If the EDA with Medafor remains in effect and Medafor fills purchase orders in compliance with the EDA, the Company believes that HemoStase revenues will increase for the full year 2010 as compared to 2009.  HemoStase is still in a growth phase and has significant room to further penetrate CryoLife's existing customer base.  However, on July 27, 2010 the Company received notice from Medafor alleging that CryoLife had materially breached the EDA and stating that Medafor will terminate the EDA if the breach is not cured in 30 days.  CryoLife does not believe that Medafor will be able to terminate the EDA per the terms of the notice without breaching the EDA.  CryoLife's ongoing litigation with Medafor and recent Medafor actions, including this new notice, may negatively affect the Company's ability to distribute HemoStase.  Based on the Company's existing inventory levels of HemoStase as of  June 30, 2010 and additional receipts of HemoStase through July 27, 2010, CryoLife expects that it can generate between $6.0 and $7.0 million in future sales of HemoStase unless the EDA is ultimately terminated.  The guidance below includes a range of $4.0 to $4.5 million in HemoStase revenues for the second half of 2010.

2010 Financial Guidance

This guidance is given subject to the assumptions and qualifications discussed below.  The Company expects total revenues for the full year of 2010 to be between $118.0 million and $122.0 million, which includes between $1.0 million and $2.0 million related to funding received from the Department of Defense in connection with the development of BioFoam.  The Company expects tissue processing revenues to increase between mid-single and low-double digits on a percentage basis in 2010 compared to 2009, BioGlue revenues to increase by low single digits on a percentage basis, and HemoStase revenues to increase more than tissue or BioGlue revenues on a percentage basis.  The Company expects earnings per share of between $0.34 and $0.38 for 2010.  

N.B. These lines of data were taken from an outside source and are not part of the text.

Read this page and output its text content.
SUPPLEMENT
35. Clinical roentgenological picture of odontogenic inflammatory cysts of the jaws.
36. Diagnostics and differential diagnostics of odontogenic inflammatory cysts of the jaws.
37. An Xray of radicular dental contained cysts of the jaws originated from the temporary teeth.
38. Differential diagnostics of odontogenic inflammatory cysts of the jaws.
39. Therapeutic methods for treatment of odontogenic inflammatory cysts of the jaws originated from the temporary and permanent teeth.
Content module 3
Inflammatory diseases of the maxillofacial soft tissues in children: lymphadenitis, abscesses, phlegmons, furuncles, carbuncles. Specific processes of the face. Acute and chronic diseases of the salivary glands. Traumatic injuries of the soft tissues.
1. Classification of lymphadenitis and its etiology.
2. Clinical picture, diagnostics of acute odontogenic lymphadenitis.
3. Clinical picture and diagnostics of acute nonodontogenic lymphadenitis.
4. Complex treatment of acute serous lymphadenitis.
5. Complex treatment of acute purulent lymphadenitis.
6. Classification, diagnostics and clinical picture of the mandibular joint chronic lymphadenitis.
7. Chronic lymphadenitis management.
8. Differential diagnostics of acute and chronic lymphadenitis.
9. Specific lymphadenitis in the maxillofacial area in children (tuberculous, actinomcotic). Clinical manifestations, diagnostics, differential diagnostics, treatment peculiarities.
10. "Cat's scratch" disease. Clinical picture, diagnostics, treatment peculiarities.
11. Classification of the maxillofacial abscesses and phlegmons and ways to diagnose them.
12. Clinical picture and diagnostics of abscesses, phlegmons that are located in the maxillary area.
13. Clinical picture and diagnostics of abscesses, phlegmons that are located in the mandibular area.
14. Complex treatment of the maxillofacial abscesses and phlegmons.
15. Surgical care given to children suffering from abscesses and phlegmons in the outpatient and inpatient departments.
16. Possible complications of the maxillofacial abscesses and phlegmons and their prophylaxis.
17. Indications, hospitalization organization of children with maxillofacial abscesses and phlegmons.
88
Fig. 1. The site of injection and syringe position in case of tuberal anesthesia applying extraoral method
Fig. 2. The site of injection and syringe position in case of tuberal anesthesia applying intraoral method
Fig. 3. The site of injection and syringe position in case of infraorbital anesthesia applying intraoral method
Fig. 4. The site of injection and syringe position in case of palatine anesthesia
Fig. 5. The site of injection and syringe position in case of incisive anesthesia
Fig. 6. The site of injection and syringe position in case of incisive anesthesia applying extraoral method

The assumptions upon which this guidance is based include HemoStase revenues of between $4.0 million and $4.5 million in the second half of the year, levels of Medafor related litigation expenses in the second half of the year consistent with the first half of the year, and that the EDA will not be terminated.  The earnings guidance contains general expenses associated with business development opportunities, but does not include significant expenses associated with specific targets.  The Company has withdrawn its proposal to acquire Medafor and does not currently anticipate a transaction occurring during 2010; however, should CryoLife renew its proposal or take other actions to acquire Medafor, such as a proxy contest or tender offer, it could incur expenses or changes in the value of the Medafor derivative that could materially affect this guidance.